On a more micro level, providers continue to face a myriad of challenges closer to home. Hospitals and private medical practices are experiencing shrinking patient volume, an increase in audits and limitations on organic growth due to constraints being placed on accessing capital for investment purposes. Long term care providers – such as home health agencies, hospices and skilled nursing homes – are confronted with cuts in Medicare reimbursements, new administrative requirements and payment system reforms, while medical equipment suppliers struggle to remain profitable amid new bidding requirements and Medicare mandates created to reduce fraud. As a result, many healthcare organizations find themselves either consolidating, merging or forging new partnerships to remain competitive. And, almost all providers are evaluating how they can do more with less to survive in a brave new world that is changing daily. This is where technology can help and is the premise behind IVANS 2012 Healthcare Provider Survey.
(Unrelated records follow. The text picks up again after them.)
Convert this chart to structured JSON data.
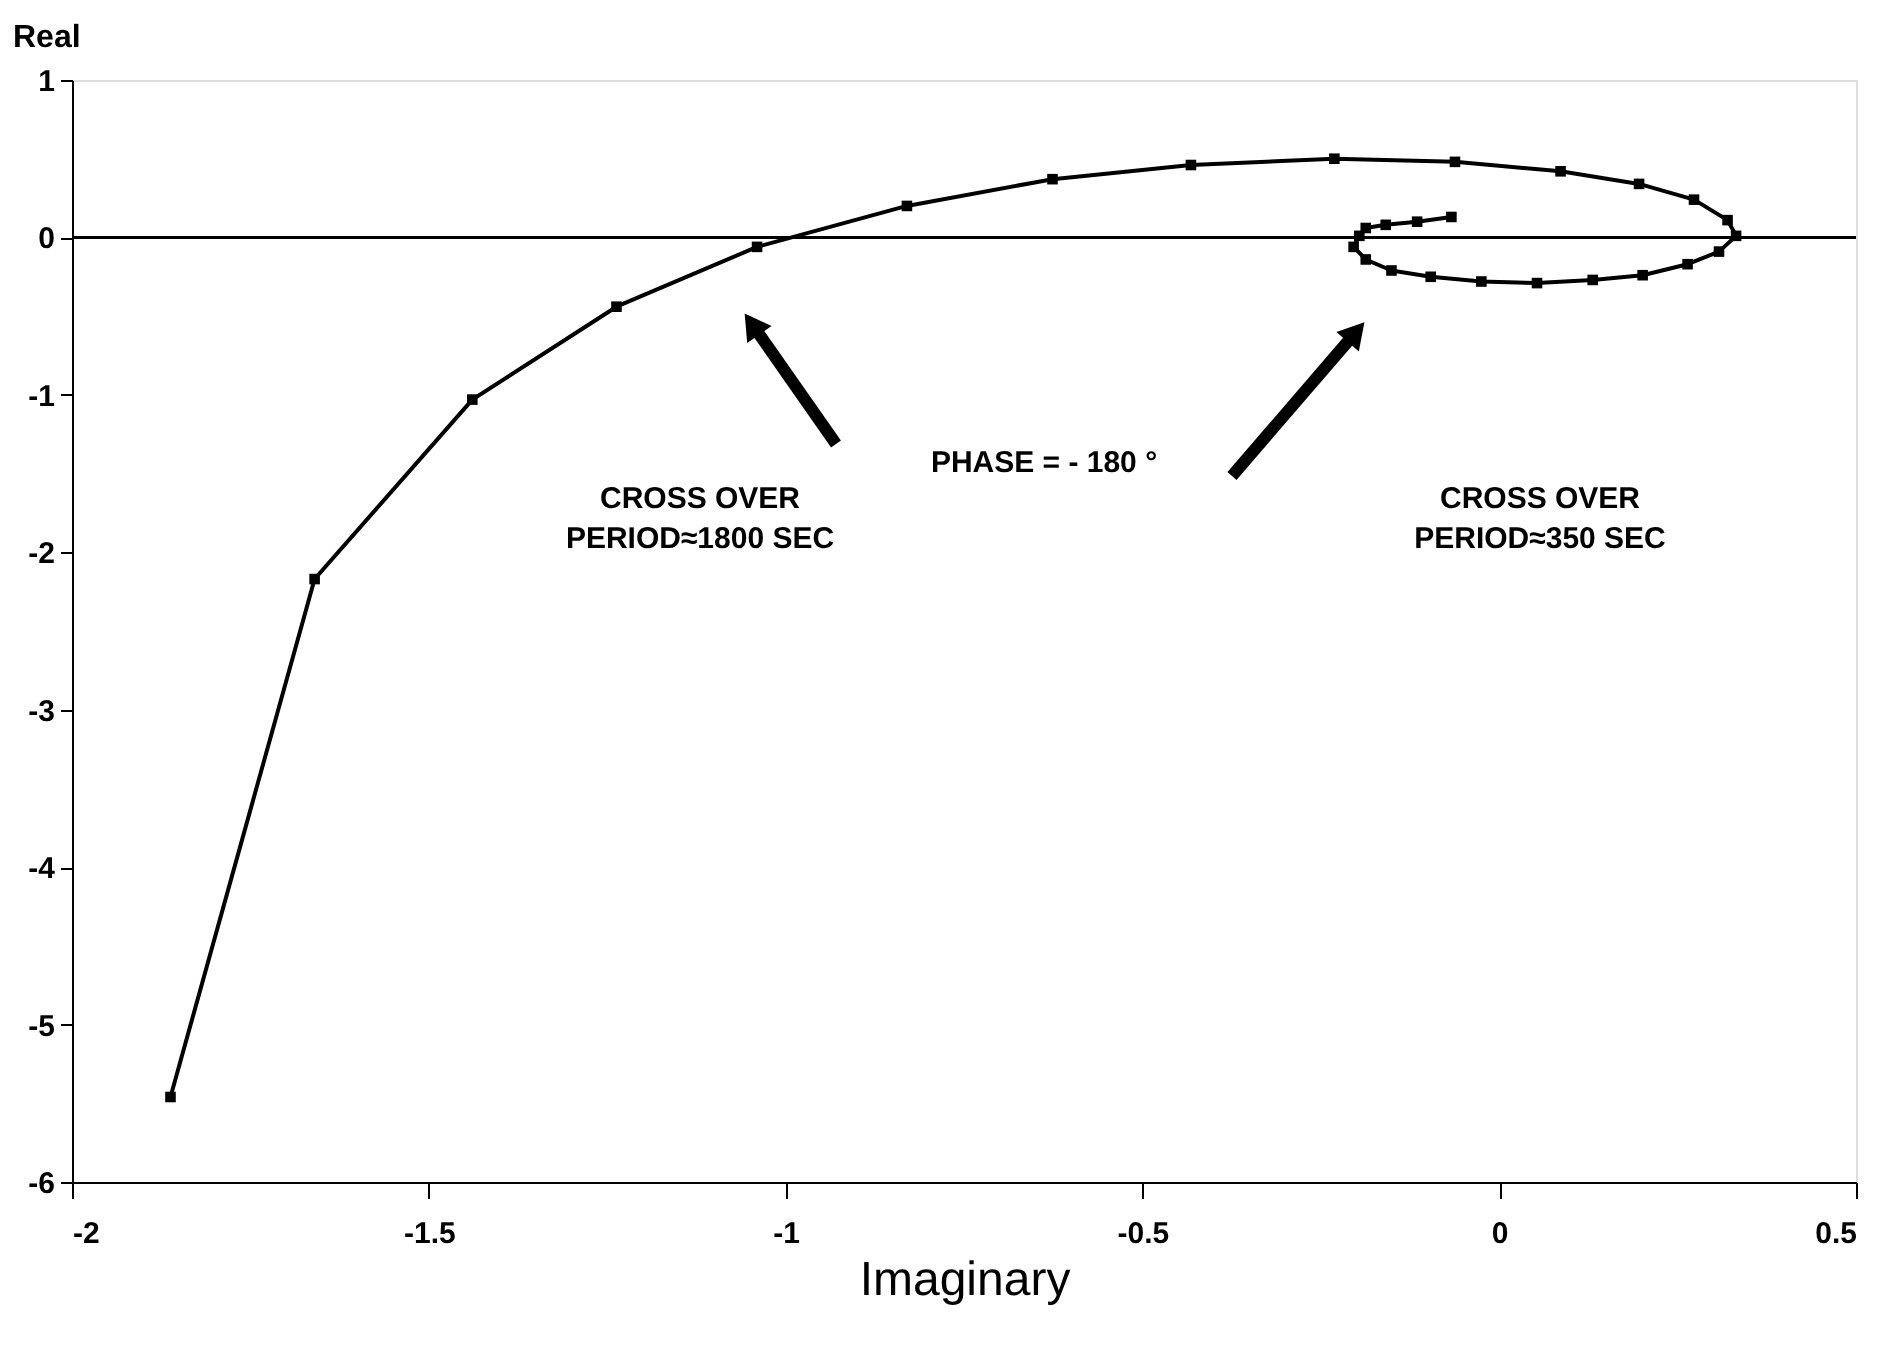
{
  "chart_data": {
    "type": "line",
    "xlabel": "Imaginary",
    "ylabel": "Real",
    "x": [
      -1.862,
      -1.66,
      -1.439,
      -1.237,
      -1.04,
      -0.83,
      -0.626,
      -0.432,
      -0.231,
      -0.062,
      0.086,
      0.196,
      0.273,
      0.32,
      0.332,
      0.308,
      0.264,
      0.201,
      0.131,
      0.053,
      -0.025,
      -0.096,
      -0.151,
      -0.187,
      -0.204,
      -0.196,
      -0.187,
      -0.159,
      -0.115,
      -0.067
    ],
    "series": [
      {
        "color": "#000000",
        "values": [
          -5.46,
          -2.17,
          -1.03,
          -0.44,
          -0.06,
          0.2,
          0.37,
          0.46,
          0.5,
          0.48,
          0.42,
          0.34,
          0.24,
          0.11,
          0.01,
          -0.09,
          -0.17,
          -0.24,
          -0.27,
          -0.29,
          -0.28,
          -0.25,
          -0.21,
          -0.14,
          -0.06,
          0.01,
          0.06,
          0.08,
          0.1,
          0.13
        ]
      }
    ],
    "xlim": [
      -2,
      0.5
    ],
    "xticks": [
      -2,
      -1.5,
      -1,
      -0.5,
      0,
      0.5
    ],
    "ylim": [
      -6,
      1
    ],
    "yticks": [
      -6,
      -5,
      -4,
      -3,
      -2,
      -1,
      0,
      1
    ],
    "ref_lines": [
      {
        "axis": "y",
        "value": 0
      }
    ],
    "annotations": [
      "CROSS OVER\nPERIOD≈1800 SEC",
      "PHASE = - 180 °",
      "CROSS OVER\nPERIOD≈350 SEC"
    ],
    "marker": "square",
    "line_style": "solid",
    "grid": false
  }
}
Key findings from the IVANS study indicate that providers would like to submit more healthcare information electronically, but it needs to be offered in a cost effective manner and guidance in its implementation is critical for widespread adoption to occur. Readily-available solutions, such as automation software and web-based portals, can significantly improve revenue cycle management, but these types of technologies must demonstrate a high degree of usability and affordability among providers to be successful. Further, these solutions must empower providers so they have more visibility and control over their cash flow, and not be based on the number of claims filed which can become cost prohibitive. It is in this area where the IVANS survey found that health insurers – in particular commercial payers – have a golden opportunity to offer a paperless, electronic environment for processing claims which will save significant time and money for health payers and providers. In addition, both groups will be better prepared to support upcoming federal initiatives, ultimately leading to greater adoption of health information exchanges (HIEs) across the country.